钢-UHPC轻型组合桥面板横向受力性能

Transversal Mechanical Behavior of Steel-UHPC Light-weighted Composite Bridge Deck System

为研究一种正交异性钢-超高性能混凝土(UHPC)轻型组合桥面结构,在局部车轮荷载作用下的横向受力性能与横向受力组成,进行了足尺模型静载试验和有限元数值模拟。静载试验对同一足尺模型分别进行了横向简支工况和横向悬臂工况的加载试验,通过边界条件的变化来模拟组合桥面板不同的受力状态,并将试验结果与有限元分析结果进行对比,验证有限元模型的正确性,而后利用有限元模型的分析结果,得到组合桥面板在局部车轮荷载下的横向受力组成。研究结果表明:组合桥面板在车轮荷载作用下,其横向受力局部效应明显,横向应力主要局限于荷载作用区域附近的两道U肋范围内;在车轮荷载影响区域内,由横肋弯曲产生的桥面板整体附加弯矩的影响很小,组合桥面受力以第3体系为主,相应截面弯矩达到了总弯矩的75%,而在其他区域,第3体系受力所占比重迅速衰减,组合桥面受力以第2体系为主;加载至300kN时,组合桥面板受力仍处于弹性阶段,UHPC层顶面最大横向应力达到11.9 MPa仍未开裂,满足设计要求。
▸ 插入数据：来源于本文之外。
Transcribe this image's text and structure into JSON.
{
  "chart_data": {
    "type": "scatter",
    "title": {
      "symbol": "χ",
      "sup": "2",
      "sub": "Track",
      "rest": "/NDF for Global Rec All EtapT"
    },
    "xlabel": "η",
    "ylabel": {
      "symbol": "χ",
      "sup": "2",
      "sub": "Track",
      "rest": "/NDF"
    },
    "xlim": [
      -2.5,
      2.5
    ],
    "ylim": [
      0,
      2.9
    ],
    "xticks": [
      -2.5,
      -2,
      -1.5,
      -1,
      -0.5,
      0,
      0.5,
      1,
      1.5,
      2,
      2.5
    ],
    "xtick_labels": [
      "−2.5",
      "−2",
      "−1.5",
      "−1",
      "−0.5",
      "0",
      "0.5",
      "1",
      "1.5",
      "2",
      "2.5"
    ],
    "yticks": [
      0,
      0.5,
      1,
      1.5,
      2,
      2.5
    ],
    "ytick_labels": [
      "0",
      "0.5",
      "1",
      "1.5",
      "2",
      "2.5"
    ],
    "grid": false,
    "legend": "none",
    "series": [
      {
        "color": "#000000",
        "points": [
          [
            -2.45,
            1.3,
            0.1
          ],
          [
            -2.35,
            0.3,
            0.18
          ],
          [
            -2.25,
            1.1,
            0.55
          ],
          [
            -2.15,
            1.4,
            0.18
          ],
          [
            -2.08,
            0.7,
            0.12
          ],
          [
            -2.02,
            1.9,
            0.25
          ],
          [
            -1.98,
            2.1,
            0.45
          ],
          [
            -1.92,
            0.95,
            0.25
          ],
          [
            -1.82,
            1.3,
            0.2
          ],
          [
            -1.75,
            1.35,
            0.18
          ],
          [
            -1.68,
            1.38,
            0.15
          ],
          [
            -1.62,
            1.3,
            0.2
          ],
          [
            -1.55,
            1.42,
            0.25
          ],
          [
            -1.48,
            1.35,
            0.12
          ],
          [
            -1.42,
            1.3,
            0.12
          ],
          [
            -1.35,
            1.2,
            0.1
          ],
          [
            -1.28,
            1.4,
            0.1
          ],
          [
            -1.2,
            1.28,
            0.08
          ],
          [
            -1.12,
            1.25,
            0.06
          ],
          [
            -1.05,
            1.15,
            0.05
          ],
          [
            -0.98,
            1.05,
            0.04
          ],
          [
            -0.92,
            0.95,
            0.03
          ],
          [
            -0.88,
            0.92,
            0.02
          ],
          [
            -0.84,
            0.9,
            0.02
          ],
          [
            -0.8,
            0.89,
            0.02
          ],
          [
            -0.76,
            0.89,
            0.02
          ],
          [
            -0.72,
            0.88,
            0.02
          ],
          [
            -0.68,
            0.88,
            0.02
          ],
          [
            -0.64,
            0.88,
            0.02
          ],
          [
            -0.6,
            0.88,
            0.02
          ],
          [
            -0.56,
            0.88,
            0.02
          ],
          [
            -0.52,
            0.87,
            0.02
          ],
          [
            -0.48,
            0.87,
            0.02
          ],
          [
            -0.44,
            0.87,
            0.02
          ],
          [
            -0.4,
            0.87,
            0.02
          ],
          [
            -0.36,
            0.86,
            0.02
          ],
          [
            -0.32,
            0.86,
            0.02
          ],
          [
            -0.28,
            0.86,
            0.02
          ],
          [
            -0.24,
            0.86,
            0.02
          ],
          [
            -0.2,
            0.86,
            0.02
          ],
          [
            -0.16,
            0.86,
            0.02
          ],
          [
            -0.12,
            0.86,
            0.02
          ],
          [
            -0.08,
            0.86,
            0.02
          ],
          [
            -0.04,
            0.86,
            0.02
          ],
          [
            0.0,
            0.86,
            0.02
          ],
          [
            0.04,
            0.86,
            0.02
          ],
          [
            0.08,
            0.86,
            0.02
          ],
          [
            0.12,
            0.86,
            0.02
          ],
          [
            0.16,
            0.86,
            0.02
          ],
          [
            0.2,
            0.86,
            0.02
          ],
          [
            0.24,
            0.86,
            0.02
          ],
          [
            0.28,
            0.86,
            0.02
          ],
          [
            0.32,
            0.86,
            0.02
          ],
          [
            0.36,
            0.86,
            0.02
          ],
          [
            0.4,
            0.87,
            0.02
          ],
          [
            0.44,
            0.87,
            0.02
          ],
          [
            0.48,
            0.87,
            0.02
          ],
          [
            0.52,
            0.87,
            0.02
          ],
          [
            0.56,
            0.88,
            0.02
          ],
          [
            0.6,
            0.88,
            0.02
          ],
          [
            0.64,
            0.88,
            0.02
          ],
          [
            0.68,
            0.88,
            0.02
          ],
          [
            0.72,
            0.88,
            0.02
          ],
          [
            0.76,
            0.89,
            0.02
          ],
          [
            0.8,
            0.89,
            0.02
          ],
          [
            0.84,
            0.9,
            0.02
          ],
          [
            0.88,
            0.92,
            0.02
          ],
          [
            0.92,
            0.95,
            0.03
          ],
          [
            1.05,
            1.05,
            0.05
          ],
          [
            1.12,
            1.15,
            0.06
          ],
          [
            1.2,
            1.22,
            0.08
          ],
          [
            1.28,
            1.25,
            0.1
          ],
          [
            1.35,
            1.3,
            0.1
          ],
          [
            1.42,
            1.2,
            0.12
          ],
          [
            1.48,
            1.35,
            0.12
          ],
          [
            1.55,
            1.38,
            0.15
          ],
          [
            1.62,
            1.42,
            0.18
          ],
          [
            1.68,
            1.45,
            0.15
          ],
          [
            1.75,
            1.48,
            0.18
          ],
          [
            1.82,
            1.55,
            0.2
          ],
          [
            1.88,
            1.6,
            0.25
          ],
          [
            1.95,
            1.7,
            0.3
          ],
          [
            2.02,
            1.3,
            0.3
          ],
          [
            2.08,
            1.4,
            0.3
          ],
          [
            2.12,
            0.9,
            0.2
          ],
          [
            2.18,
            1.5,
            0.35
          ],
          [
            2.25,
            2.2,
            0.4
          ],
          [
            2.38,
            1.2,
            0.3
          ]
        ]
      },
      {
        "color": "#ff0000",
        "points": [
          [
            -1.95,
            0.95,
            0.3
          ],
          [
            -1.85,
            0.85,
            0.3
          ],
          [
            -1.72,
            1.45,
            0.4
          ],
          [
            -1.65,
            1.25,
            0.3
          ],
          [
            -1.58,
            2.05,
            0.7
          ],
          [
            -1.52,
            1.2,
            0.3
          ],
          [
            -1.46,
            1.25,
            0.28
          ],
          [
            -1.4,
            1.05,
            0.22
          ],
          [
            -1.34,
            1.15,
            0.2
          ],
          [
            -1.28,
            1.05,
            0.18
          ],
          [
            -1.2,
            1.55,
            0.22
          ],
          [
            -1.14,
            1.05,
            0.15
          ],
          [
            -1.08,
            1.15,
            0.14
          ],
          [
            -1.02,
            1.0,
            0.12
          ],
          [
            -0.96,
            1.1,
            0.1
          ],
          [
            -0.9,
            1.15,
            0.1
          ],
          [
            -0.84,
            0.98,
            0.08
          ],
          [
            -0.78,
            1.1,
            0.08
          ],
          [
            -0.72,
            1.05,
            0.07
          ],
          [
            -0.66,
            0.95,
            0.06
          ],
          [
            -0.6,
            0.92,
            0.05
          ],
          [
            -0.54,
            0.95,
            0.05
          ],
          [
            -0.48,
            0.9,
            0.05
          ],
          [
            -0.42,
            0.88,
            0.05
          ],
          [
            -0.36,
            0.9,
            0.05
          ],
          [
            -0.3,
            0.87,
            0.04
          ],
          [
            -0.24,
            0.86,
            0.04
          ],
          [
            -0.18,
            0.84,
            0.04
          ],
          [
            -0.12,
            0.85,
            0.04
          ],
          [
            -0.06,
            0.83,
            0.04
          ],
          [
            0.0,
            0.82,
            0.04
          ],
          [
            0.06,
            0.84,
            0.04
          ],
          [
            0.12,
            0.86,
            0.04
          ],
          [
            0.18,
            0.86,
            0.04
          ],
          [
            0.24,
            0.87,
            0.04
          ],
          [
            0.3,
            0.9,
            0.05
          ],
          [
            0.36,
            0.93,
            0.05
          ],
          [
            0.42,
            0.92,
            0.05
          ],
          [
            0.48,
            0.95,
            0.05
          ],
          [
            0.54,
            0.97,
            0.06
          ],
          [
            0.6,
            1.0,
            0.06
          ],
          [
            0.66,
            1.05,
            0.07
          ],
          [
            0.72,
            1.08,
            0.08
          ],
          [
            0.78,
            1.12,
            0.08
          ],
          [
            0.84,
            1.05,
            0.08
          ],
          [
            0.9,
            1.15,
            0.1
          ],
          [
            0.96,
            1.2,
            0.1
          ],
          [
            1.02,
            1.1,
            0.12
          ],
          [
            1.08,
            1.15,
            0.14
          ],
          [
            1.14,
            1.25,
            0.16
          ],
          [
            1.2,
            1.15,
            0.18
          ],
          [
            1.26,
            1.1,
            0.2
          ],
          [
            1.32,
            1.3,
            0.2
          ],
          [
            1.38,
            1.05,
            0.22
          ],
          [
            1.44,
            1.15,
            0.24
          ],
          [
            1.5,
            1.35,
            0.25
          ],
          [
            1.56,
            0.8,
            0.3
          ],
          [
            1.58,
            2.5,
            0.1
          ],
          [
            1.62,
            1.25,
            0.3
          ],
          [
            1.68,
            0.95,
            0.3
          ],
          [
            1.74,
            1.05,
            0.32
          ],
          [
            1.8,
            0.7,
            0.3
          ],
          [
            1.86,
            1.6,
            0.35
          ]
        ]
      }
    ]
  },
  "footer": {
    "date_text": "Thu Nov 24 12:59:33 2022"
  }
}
In order to investigate the transversal mechanical behavior and the composition of transversal stresses of a light-weighted composite bridge deck system with orthotropic steel deck and ultra high performance concrete （UHPC） layer under local wheel loads, static loading test of the full-scale model and finite element numerical simulation were conducted. The static loading tests were carried out on the same full-scale model under the simply supported conditions in the transverse direction and transverse cantilever conditions, whilst the stress state of the composite deck was simulated by changing the boundary condition. The finite element analysis results were compared with experimental values to verify the correctness of the finite element model. The transverse force composition of the composite bridge deck under local wheel load was ohtained in view of the finite element analysis. The results show that the transversal stress of the composite deck under vehicle loads has an obvious local effect and the transverse stress is mainly confined to the two U-ribs near the load-bearing area. The effect of the additional bending moment of the bridge deck caused by the bend of the transverse rib is slight. Meanwhile, the primary stress of the composite deck concentrates on the third structural system, and bending moment of the corresponding section accounts for 75 % of the total. The proportion of the third structural system stress decreases rapidly out of this region and the second structural system stress becomes the major force. The composite bridge deck is still in elastic stage when the load increases to 300 kN. The UHPC layer is still not cracked, when the maximum transversal stress on top of UHPC layer is 11.9 MPa. Hence, the stress meets the design requirement.